Thursday, November 21, 2024

Protests Break Out In Mexico Due to President Lopez Obrador’s Overhaul of the National Electoral Institute

Huge crowds of people gathered in Mexico City to condemn government moves to shrink electoral authority as a threat to democracy. It has appeared to be the largest protest so far against President Andres Manuel Lopez Obrador’s administration.

Mexico’s Congress approved a major overhaul of the National Electoral Institute (INE), an independent body that Lopez Obrador has attacked as corrupt and inefficient. The 69-year-old president denies his changes will weaken Mexican Democracy.

Veronica Echevarria, a 58-year-old psychologist from Mexico City at the protest, said she feared Lopez Obrador’s INE shake-up was a bid by the president to stay in power. He denies this.

“We’re fighting to defend our democracy,” Echevarria said, wearing a cap emblazoned with the words “Hands off the INE.”

She and thousands of others converged on the Zocalo square, holding Mexican flags and dressed pink, the INE’s color. Shouts of “Viva Mexico!” and “Lopez out!” rang out periodically as the mass of people advanced.

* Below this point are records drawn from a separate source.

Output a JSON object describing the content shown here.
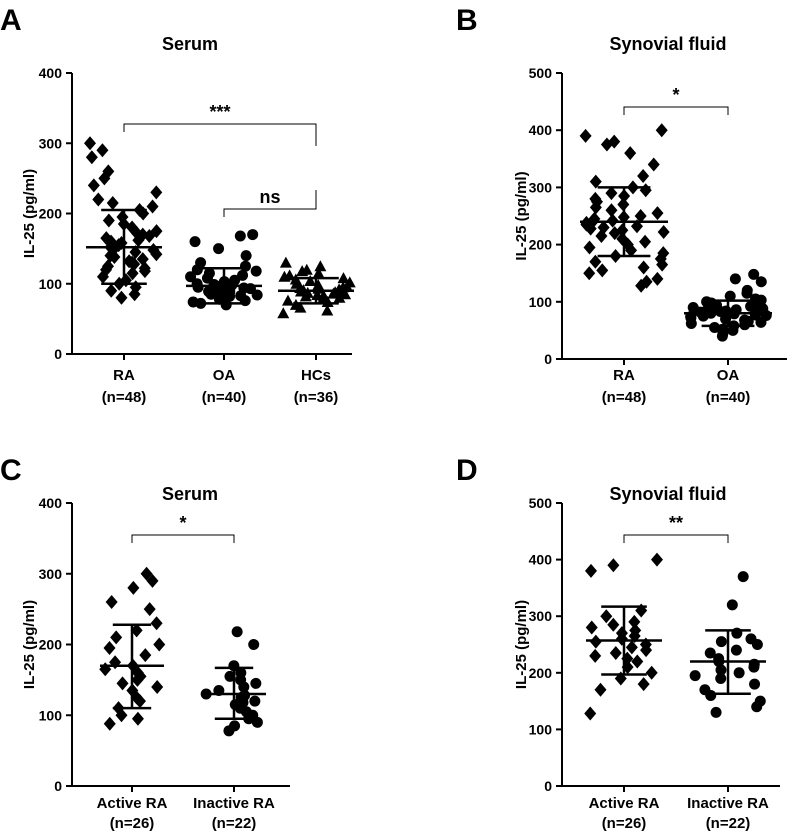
{
  "chart_data": [
    {
      "panel": "A",
      "type": "scatter",
      "title": "Serum",
      "ylabel": "IL-25 (pg/ml)",
      "xlabel": "",
      "ylim": [
        0,
        400
      ],
      "yticks": [
        0,
        100,
        200,
        300,
        400
      ],
      "grid": false,
      "groups": [
        {
          "name": "RA",
          "n": "(n=48)",
          "marker": "diamond",
          "mean": 152,
          "sd_low": 100,
          "sd_high": 205,
          "values": [
            300,
            290,
            280,
            260,
            250,
            240,
            230,
            220,
            215,
            210,
            205,
            200,
            195,
            190,
            185,
            180,
            175,
            172,
            170,
            168,
            165,
            162,
            160,
            158,
            155,
            152,
            150,
            148,
            145,
            142,
            140,
            138,
            135,
            132,
            130,
            128,
            125,
            122,
            120,
            118,
            115,
            110,
            105,
            100,
            95,
            90,
            85,
            80
          ]
        },
        {
          "name": "OA",
          "n": "(n=40)",
          "marker": "circle",
          "mean": 97,
          "sd_low": 72,
          "sd_high": 122,
          "values": [
            170,
            168,
            160,
            150,
            140,
            130,
            125,
            120,
            118,
            115,
            112,
            110,
            108,
            105,
            103,
            100,
            99,
            98,
            97,
            96,
            95,
            94,
            93,
            92,
            91,
            90,
            89,
            88,
            87,
            86,
            85,
            84,
            83,
            82,
            80,
            78,
            76,
            74,
            72,
            70
          ]
        },
        {
          "name": "HCs",
          "n": "(n=36)",
          "marker": "triangle",
          "mean": 90,
          "sd_low": 72,
          "sd_high": 108,
          "values": [
            130,
            125,
            120,
            118,
            115,
            112,
            110,
            108,
            106,
            104,
            102,
            100,
            98,
            96,
            95,
            94,
            93,
            92,
            91,
            90,
            89,
            88,
            87,
            86,
            85,
            84,
            83,
            82,
            80,
            78,
            76,
            74,
            70,
            66,
            62,
            58
          ]
        }
      ],
      "comparisons": [
        {
          "from": "RA",
          "to": "HCs",
          "label": "***"
        },
        {
          "from": "OA",
          "to": "HCs",
          "label": "ns"
        }
      ]
    },
    {
      "panel": "B",
      "type": "scatter",
      "title": "Synovial fluid",
      "ylabel": "IL-25 (pg/ml)",
      "xlabel": "",
      "ylim": [
        0,
        500
      ],
      "yticks": [
        0,
        100,
        200,
        300,
        400,
        500
      ],
      "grid": false,
      "groups": [
        {
          "name": "RA",
          "n": "(n=48)",
          "marker": "diamond",
          "mean": 240,
          "sd_low": 180,
          "sd_high": 300,
          "values": [
            400,
            390,
            380,
            375,
            360,
            340,
            320,
            310,
            300,
            295,
            290,
            285,
            280,
            275,
            270,
            265,
            260,
            255,
            250,
            248,
            245,
            242,
            240,
            238,
            235,
            232,
            230,
            228,
            225,
            222,
            220,
            215,
            210,
            205,
            200,
            195,
            190,
            185,
            180,
            175,
            170,
            165,
            160,
            155,
            150,
            140,
            135,
            128
          ]
        },
        {
          "name": "OA",
          "n": "(n=40)",
          "marker": "circle",
          "mean": 80,
          "sd_low": 58,
          "sd_high": 102,
          "values": [
            148,
            140,
            135,
            120,
            115,
            110,
            105,
            103,
            100,
            98,
            96,
            94,
            92,
            90,
            88,
            86,
            85,
            84,
            83,
            82,
            80,
            79,
            78,
            77,
            76,
            75,
            74,
            72,
            70,
            68,
            66,
            64,
            62,
            60,
            58,
            55,
            52,
            50,
            45,
            40
          ]
        }
      ],
      "comparisons": [
        {
          "from": "RA",
          "to": "OA",
          "label": "*"
        }
      ]
    },
    {
      "panel": "C",
      "type": "scatter",
      "title": "Serum",
      "ylabel": "IL-25 (pg/ml)",
      "xlabel": "",
      "ylim": [
        0,
        400
      ],
      "yticks": [
        0,
        100,
        200,
        300,
        400
      ],
      "grid": false,
      "groups": [
        {
          "name": "Active RA",
          "n": "(n=26)",
          "marker": "diamond",
          "mean": 170,
          "sd_low": 110,
          "sd_high": 228,
          "values": [
            300,
            290,
            280,
            260,
            250,
            230,
            220,
            210,
            200,
            195,
            185,
            175,
            170,
            165,
            160,
            155,
            150,
            145,
            140,
            135,
            125,
            120,
            110,
            100,
            95,
            88
          ]
        },
        {
          "name": "Inactive RA",
          "n": "(n=22)",
          "marker": "circle",
          "mean": 130,
          "sd_low": 95,
          "sd_high": 167,
          "values": [
            218,
            200,
            170,
            160,
            155,
            150,
            145,
            140,
            135,
            130,
            128,
            125,
            120,
            118,
            115,
            110,
            105,
            100,
            95,
            90,
            85,
            78
          ]
        }
      ],
      "comparisons": [
        {
          "from": "Active RA",
          "to": "Inactive RA",
          "label": "*"
        }
      ]
    },
    {
      "panel": "D",
      "type": "scatter",
      "title": "Synovial fluid",
      "ylabel": "IL-25 (pg/ml)",
      "xlabel": "",
      "ylim": [
        0,
        500
      ],
      "yticks": [
        0,
        100,
        200,
        300,
        400,
        500
      ],
      "grid": false,
      "groups": [
        {
          "name": "Active RA",
          "n": "(n=26)",
          "marker": "diamond",
          "mean": 257,
          "sd_low": 197,
          "sd_high": 317,
          "values": [
            400,
            390,
            380,
            310,
            300,
            290,
            285,
            280,
            275,
            270,
            265,
            260,
            255,
            250,
            245,
            240,
            235,
            230,
            225,
            220,
            210,
            200,
            190,
            180,
            170,
            128
          ]
        },
        {
          "name": "Inactive RA",
          "n": "(n=22)",
          "marker": "circle",
          "mean": 220,
          "sd_low": 163,
          "sd_high": 275,
          "values": [
            370,
            320,
            270,
            260,
            255,
            250,
            240,
            235,
            225,
            220,
            215,
            210,
            205,
            200,
            195,
            190,
            180,
            170,
            160,
            150,
            140,
            130
          ]
        }
      ],
      "comparisons": [
        {
          "from": "Active RA",
          "to": "Inactive RA",
          "label": "**"
        }
      ]
    }
  ]
}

The INE and its predecessor played a key role in creating a pluralistic democracy that in 2000 ended decades of one-party rule.

Fernando Belaunzaran, an opposition politician who helped to organize the protests, argued the INE changes weakened the electoral system and increased the risk of disputes clouding the 2024 elections when Lopez Obrador’s successor will be chosen.

“Normally presidents try to have governability and stability for their succession, but the president is creating uncertainty,” said Belaunzaran. “He’s playing with fire.”

Belaunzaran said on Twitter over 500,000 people had gathered in the capital on Sunday to oppose the INE overhaul. He said demonstrations were taking place in more than 100 cities, including Jalisco, Yucatan, Nuevo Leon, Queretaro, Guanajuato, and Veracruz, according to news reports and footage broadcast on social media.

Lopez Obrador, a leftist who claims he was robbed of the presidency twice before he finally won in the 2018 election, argues the INE is too expensive and biased in favor of his opponents. The institute denies this.

The president has cast these protests as a partisan attempt by the opposition to discredit his government.

According to the INE, the president’s overhaul violates the constitution, curbs its independence, and eliminates thousands of jobs made to safeguard the electoral process, making it harder to hold fair and free elections.

Lopez Obrador has also weakened other autonomous bodies that check his power on the grounds they are a drain on the public purse and hostile to his political project. He says his INE shake-up will save $150 million a year.

Polls show the president’s National Regeneration Movement (MORENA), which has become the dominant force in Mexico in just a few years, is a strong favorite to win the 2024 election.